La maldición de la flor dorada

Si bien la historia puede resultar menos atrayente que las narradas en sus títulos anteriores, Zhang Yimou otorga un halo de distinción supremo a su, perdónenme el termino, folletín ambientado en la china de la Dinastía Tang, que es como nuestra Edad Media pero con mucho más glamour y brillo, al menos visto por los historiadores que adecentan y maquillan el relato verídico en su adaptación al cine.

Si le ha resultado peyorativa la referencia novelesca siga leyendo, pues he aquí un firme defensor de un cineasta que lleva más de dos décadas en la brecha. Saca el máximo rendimiento a películas que son algo más que experimentos y un simple despliegue de medios bien gestionados, y prueba de ello es el deleite que supone ver La maldición… en pantalla grande a pesar de sus puntos débiles, más acuciados que en otras ocasiones.

Lejos queda ya el tono íntimo de sus primeras producciones o de la última, El camino a casa, antes de su etapa ‘wuxia’, iniciada por Hero. Aunque esto no es del todo cierto, ya que si le quitamos el envoltorio, es decir, las grandes coreografías, las luchas ralentizadas, el desenfreno plástico, queda eso, la historia. Detrás de toda épica, de la manifestación de poderío y ostentación, hay sentimientos que se encargan de encarnar los intérpretes que dan vida al poco indulgente emperador y al extraño personaje que vincula este relato con las grandes tragedias del teatro de Shakespeare, del mismo modo que el telón de fondo de La casa… recordaba al mundo de ladrones que roban a los ricos para ayudar a los pobres.

Dignísimo es el reencuentro de la excepcional Gong Li con el cine de su país de manos de su descubridor. La madurez y la impronta le hacen merecedora de este personaje de relumbrón del que no habría podido sacar partido, por la edad y su físico, la también musa de Yimou, Zhang Ziyi. Li se mueve con soltura por palacio pero, y esto es más inherente a la trama que a los personajes, ve como su alma y su corazón se pierden entre tanta suntuosidad, que también afecta al ritmo de la cinta.

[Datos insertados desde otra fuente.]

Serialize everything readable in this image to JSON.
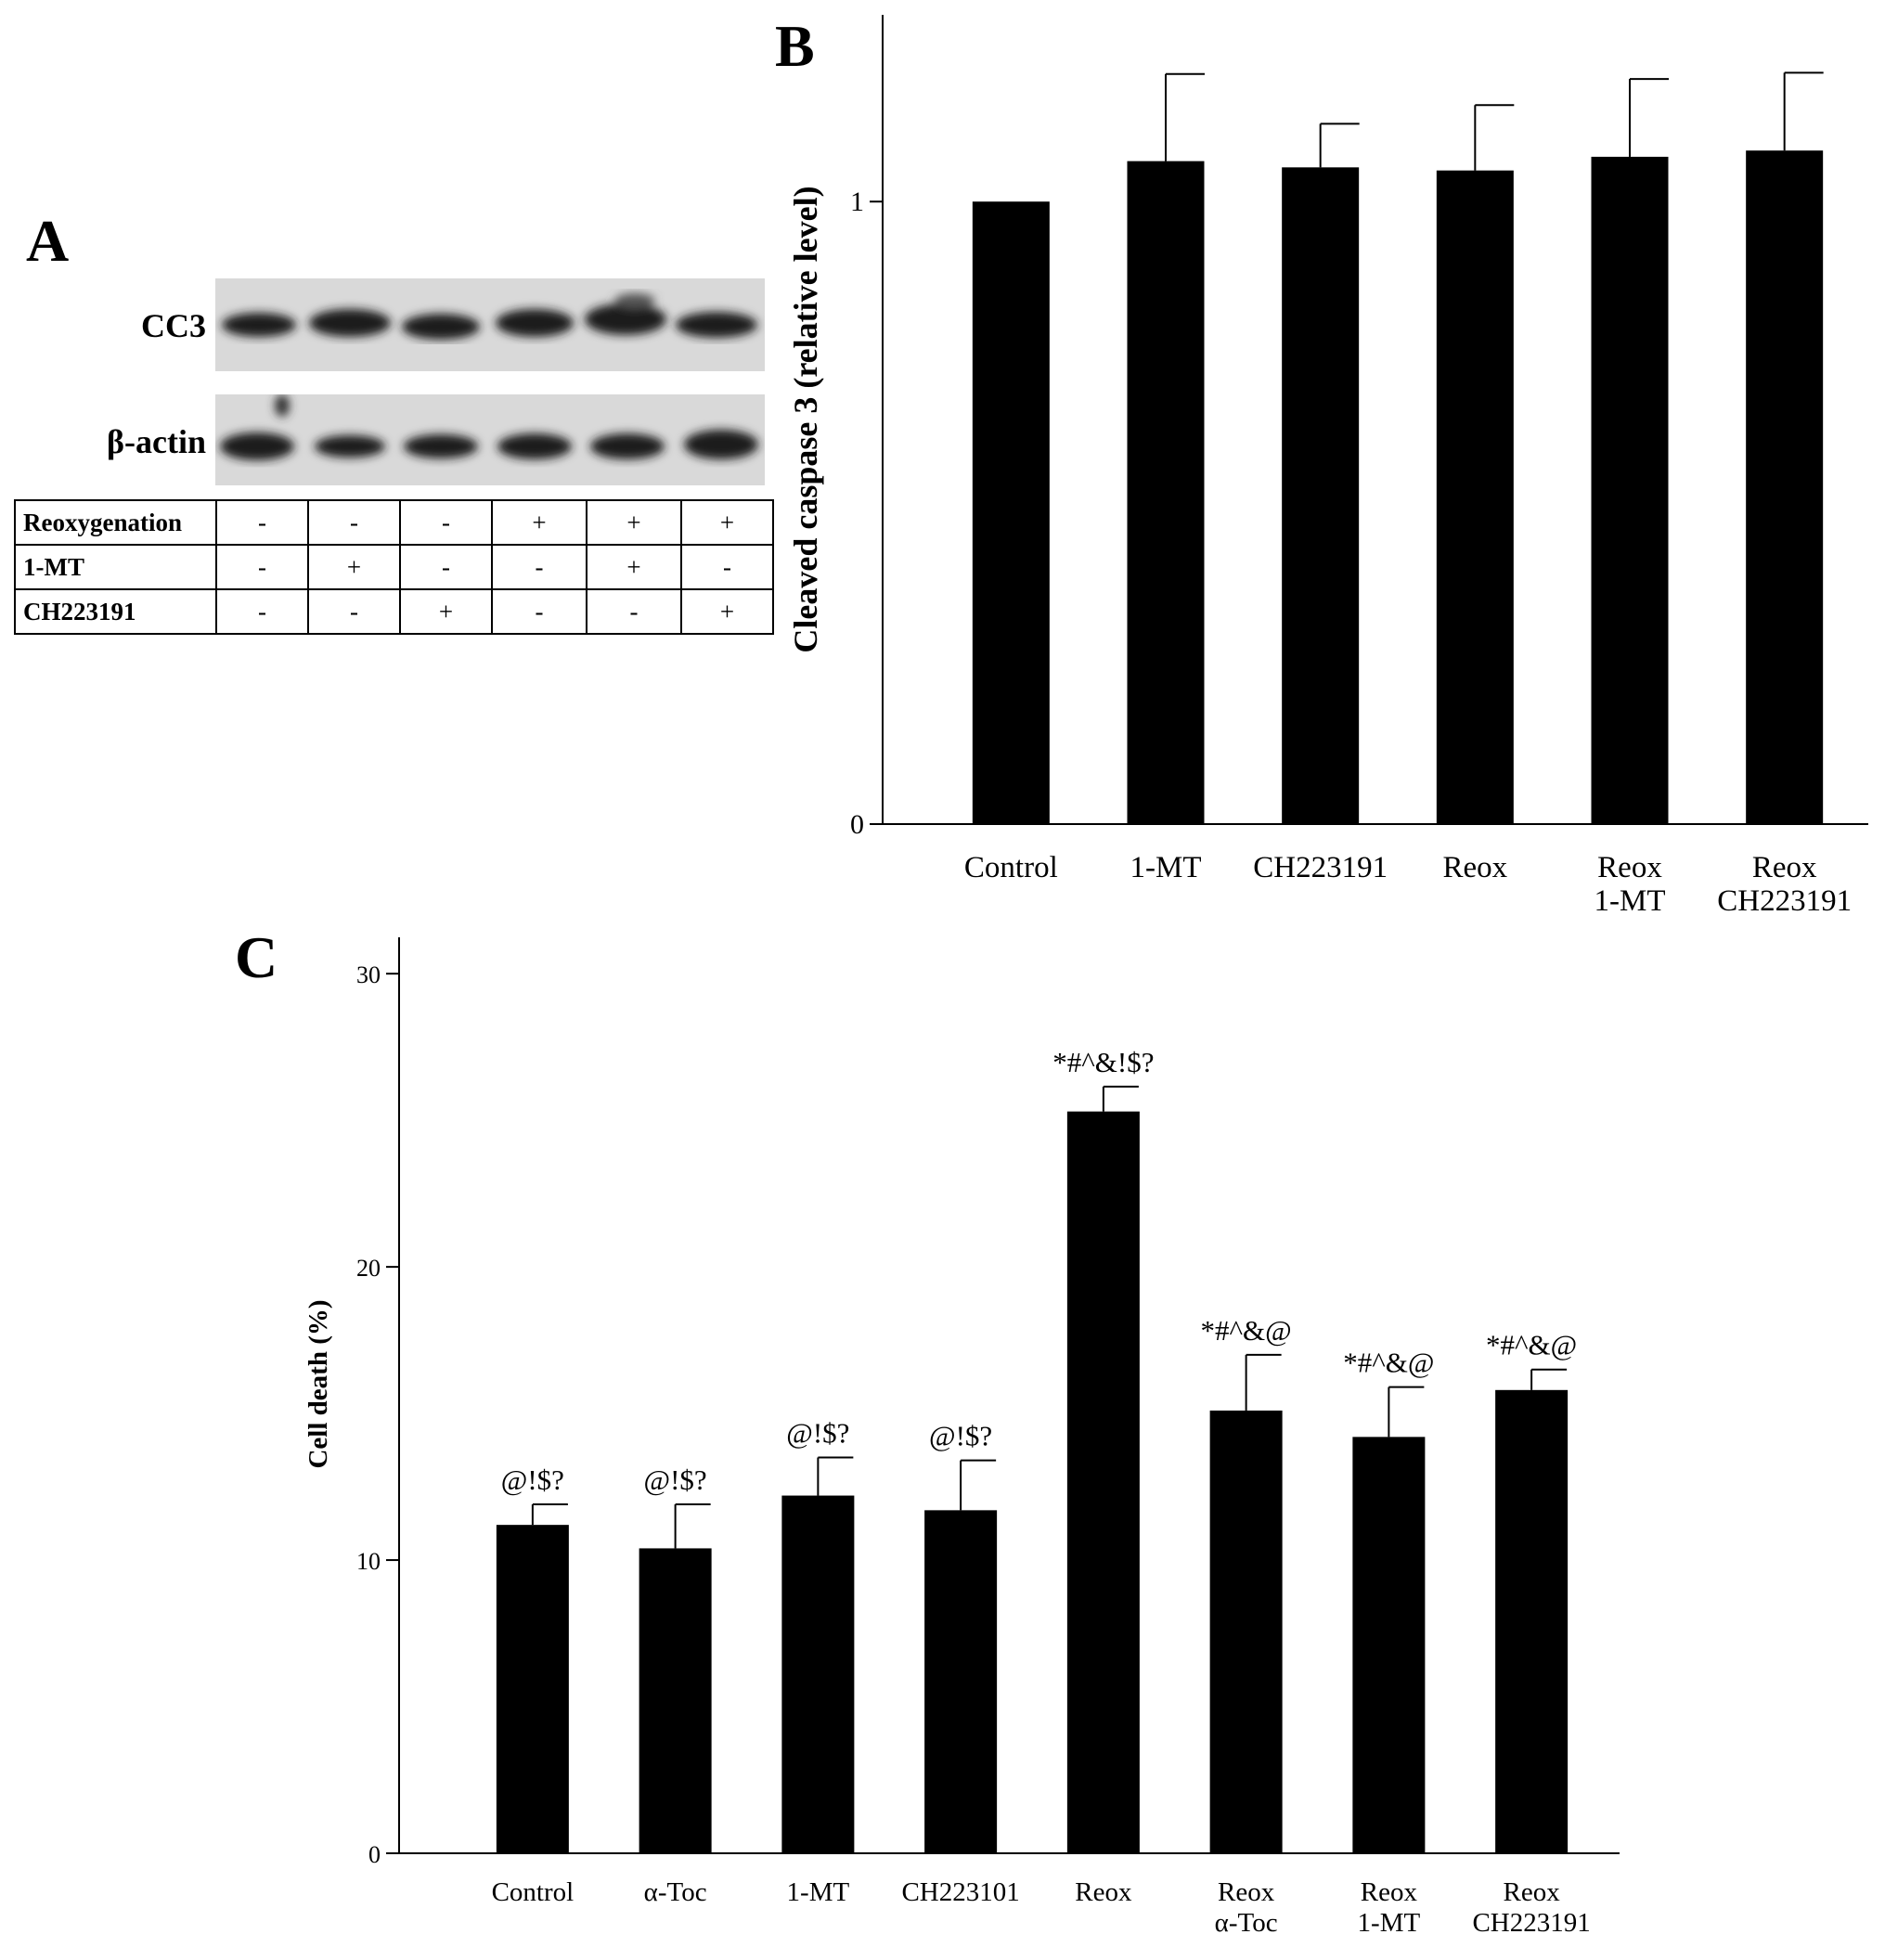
{
  "panel_labels": {
    "a": "A",
    "b": "B",
    "c": "C"
  },
  "panel_a": {
    "blots": [
      {
        "label": "CC3"
      },
      {
        "label": "β-actin"
      }
    ],
    "rows": [
      {
        "label": "Reoxygenation",
        "values": [
          "-",
          "-",
          "-",
          "+",
          "+",
          "+"
        ]
      },
      {
        "label": "1-MT",
        "values": [
          "-",
          "+",
          "-",
          "-",
          "+",
          "-"
        ]
      },
      {
        "label": "CH223191",
        "values": [
          "-",
          "-",
          "+",
          "-",
          "-",
          "+"
        ]
      }
    ]
  },
  "chart_data": [
    {
      "id": "panel_b",
      "type": "bar",
      "title": "",
      "xlabel": "",
      "ylabel": "Cleaved caspase 3 (relative level)",
      "ylim": [
        0,
        1.3
      ],
      "yticks": [
        0,
        1
      ],
      "categories": [
        [
          "Control"
        ],
        [
          "1-MT"
        ],
        [
          "CH223191"
        ],
        [
          "Reox"
        ],
        [
          "Reox",
          "1-MT"
        ],
        [
          "Reox",
          "CH223191"
        ]
      ],
      "values": [
        1.0,
        1.065,
        1.055,
        1.05,
        1.072,
        1.082
      ],
      "errors": [
        0.0,
        0.14,
        0.07,
        0.105,
        0.125,
        0.125
      ],
      "annotations": [
        "",
        "",
        "",
        "",
        "",
        ""
      ],
      "bar_color": "#000000"
    },
    {
      "id": "panel_c",
      "type": "bar",
      "title": "",
      "xlabel": "",
      "ylabel": "Cell death (%)",
      "ylim": [
        0,
        32
      ],
      "yticks": [
        0,
        10,
        20,
        30
      ],
      "categories": [
        [
          "Control"
        ],
        [
          "α-Toc"
        ],
        [
          "1-MT"
        ],
        [
          "CH223101"
        ],
        [
          "Reox"
        ],
        [
          "Reox",
          "α-Toc"
        ],
        [
          "Reox",
          "1-MT"
        ],
        [
          "Reox",
          "CH223191"
        ]
      ],
      "values": [
        11.2,
        10.4,
        12.2,
        11.7,
        25.3,
        15.1,
        14.2,
        15.8
      ],
      "errors": [
        0.7,
        1.5,
        1.3,
        1.7,
        0.85,
        1.9,
        1.7,
        0.7
      ],
      "annotations": [
        "@!$?",
        "@!$?",
        "@!$?",
        "@!$?",
        "*#^&!$?",
        "*#^&@",
        "*#^&@",
        "*#^&@"
      ],
      "bar_color": "#000000"
    }
  ]
}
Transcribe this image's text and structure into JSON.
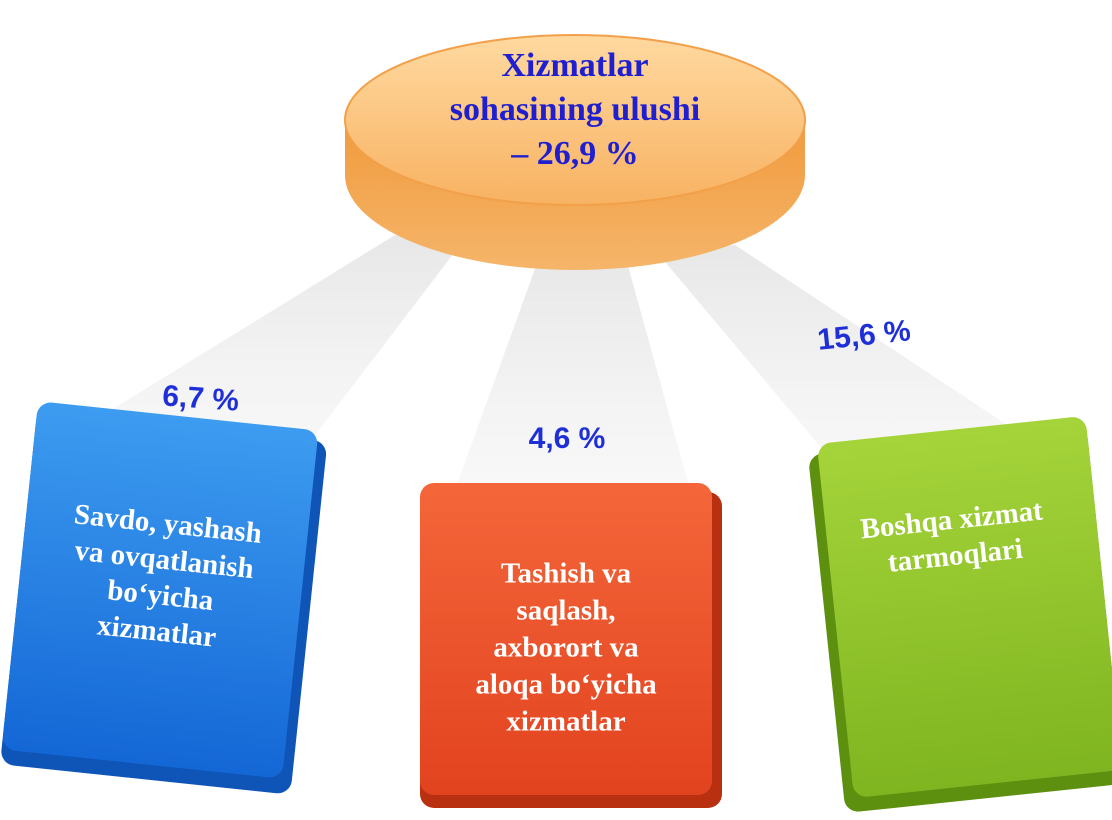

A pesar de este último apunte, Zhang Yimou ya ha demostrado que es un maestro del cine, capaz de satisfacer su ego creativo y dejar boquiabiertos a los demás. Ahora bien, después de este soberbio y elegante paréntesis épico, debería replantearse volver a la encrucijada y tomar el otro camino abandonado, que si no la maleza que lo oculta le impedirá seguirlo.